L’opposition institutionnelle au Togo, comme dans tous les autres enclos coloniaux en Afrique abusivement appelés Etats africains, est née dans les parages des années 1990. Sans rien oublier des difficultés énormes que leur posent les tenants actuels du pouvoir colonial, il faut dire que l’ambition de la plupart des opposants institutionnels c’est de conquérir le pouvoir colonial et de l’exercer dans les limites géographiques fixées à l’Afrique depuis la conférence de partage de Berlin en 1884-1885 et dans les normes institutionnelles, politiques, économiques, sociétales, culturelles, spirituelles et philosophiques ordonnées aux africains depuis les razzias négrières arabo-musulmanes et surtout transatlantiques, c’est-à-dire depuis la Mondialisation occidentale. Les opposants institutionnels veulent être calife à la place du calife. Seuls quelques rares personnes au sein de ces oppositions institutionnelles africaines ont comme projet la déconstruction du cadre colonial africain en vue de reconstruire un nouvel environnement socio-économique et politique autour des valeurs africaines à redécouvrir depuis l’Egypte antique pharaonique, la plus brillante réussite des Africains.

Les opposants institutionnels africains pensent à la prochaine élection alors qu’il fallait penser la prochaine génération ou même le prochain siècle. Fiers de leurs cursus scolaire colonial, ils sont pressés de jouir du pouvoir colonial. Ils veulent ici et maintenant un retour sur investissement. D’où les faux chemins qu’ils prescrivent aux peuples tout le temps. Devons-nous vraiment porter un jugement sur ces gens ? Pas vraiment, puisque l’histoire les a déjà jugés et condamnés.
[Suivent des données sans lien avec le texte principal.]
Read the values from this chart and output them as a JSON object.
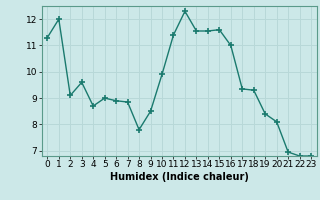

Leurs résultats parlent pour eux. Beaucoup de ces gens ont agi et agissent comme ils ont pensé et comme ils pensent. Ils continueront dans cette logique. Ils font partie de « l’élite indigène » qui raisonnent en terme de changement et d’alternance et non en terme de renaissance et de reconstruction du pays. Le temps d’une alternative radicalement visionnaire et armée des lois de l’Histoire doit sonner en vue d’une réorientation des masses populaires qui n’en peuvent plus d’attendre dans cette opposition où il n’y a rien à attendre, en fait.

Selon-vous, comment peut-on relancer la lutte contre la dynastie Gnassingbé ?
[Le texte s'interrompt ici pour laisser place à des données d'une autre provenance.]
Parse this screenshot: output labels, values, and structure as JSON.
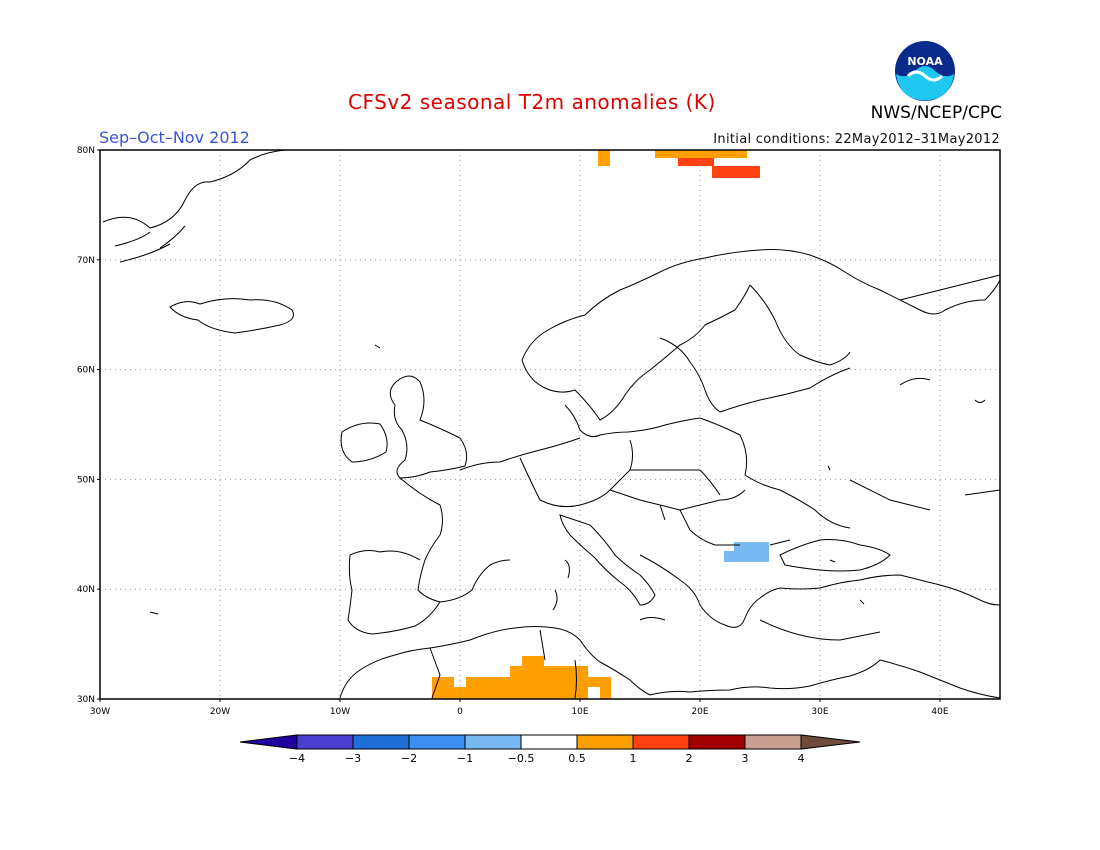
{
  "title": "CFSv2 seasonal T2m anomalies (K)",
  "season": "Sep–Oct–Nov 2012",
  "initial_conditions": "Initial conditions: 22May2012–31May2012",
  "agency": "NWS/NCEP/CPC",
  "logo": {
    "icon": "noaa-logo",
    "text": "NOAA"
  },
  "map": {
    "lon_range": [
      -30,
      45
    ],
    "lat_range": [
      30,
      80
    ],
    "lat_ticks": [
      "30N",
      "40N",
      "50N",
      "60N",
      "70N",
      "80N"
    ],
    "lon_ticks": [
      "30W",
      "20W",
      "10W",
      "0",
      "10E",
      "20E",
      "30E",
      "40E"
    ]
  },
  "colorbar": {
    "labels": [
      "−4",
      "−3",
      "−2",
      "−1",
      "−0.5",
      "0.5",
      "1",
      "2",
      "3",
      "4"
    ],
    "colors": [
      "#1e00a0",
      "#4a3fd0",
      "#1e6fd8",
      "#3c8ff0",
      "#78b8f0",
      "#ffffff",
      "#ffa000",
      "#ff4010",
      "#a00000",
      "#c8a090",
      "#6e4c3c"
    ]
  },
  "anomaly_colors": {
    "orange": "#ffa000",
    "red": "#ff4010",
    "light_blue": "#78b8f0"
  }
}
Nous avons une large production de vidéos sur Youtube, sur Facebook et un nombre incalculable d’articles sur des sites internet où nous indiquons la voie. Celle que l’Histoire montre aux peuples dominés et soumis qui veulent vraiment renaître. Il n’y pas d’alternative à la voie populaire face au régime Franco-Gnassingbé. Cela veut dire qu’il faut redéfinir la nature de ce régime en la considérant depuis son acte de naissance entachée du sang de Sylvanus Olympio. Ce régime a capturé l’idée de l’indépendance du pays par ce fait criminel fondateur. Cette redéfinition du régime a pour finalité de lui attribué un nom. Et ce nom c’est une tyrannie héréditaire de type colonial. A partir de ce nom, on parvient à déceler comment fonctionne réellement ce régime dont la stratégie est la conservation du pouvoir colonial par deux instruments incontournables à savoir la Violence militaro-policière et milicienne d’une part, et l’Argent d’autre part. A partir de la découverte de ces deux moyens fondamentaux qui lui permettent de vivre et de survivre à tous les coups ( la violence et la corruption), il est devient évident qu’on ne peut plus considérer ce régime comme un pouvoir classique qui serait en crise ou un partenaire égaré accidentellement avec qui il faut « dialoguer », aller aux « élections », tenter des « réformes institutionnelles et constitutionnelles »… Ce régime pratique depuis 57 ans la stratégie du fou avec le peuple togolais noyauté par une opposition institutionnelle à qui il fait croire à des moments précis qu’il est prêt à faire des concessions, à lâcher du lest ou à faire des réformes. Il gagne du temps et casse astucieusement les dynamiques populaires en cours par des appels au dialogue ou à des élections avant de relancer la machine à violence.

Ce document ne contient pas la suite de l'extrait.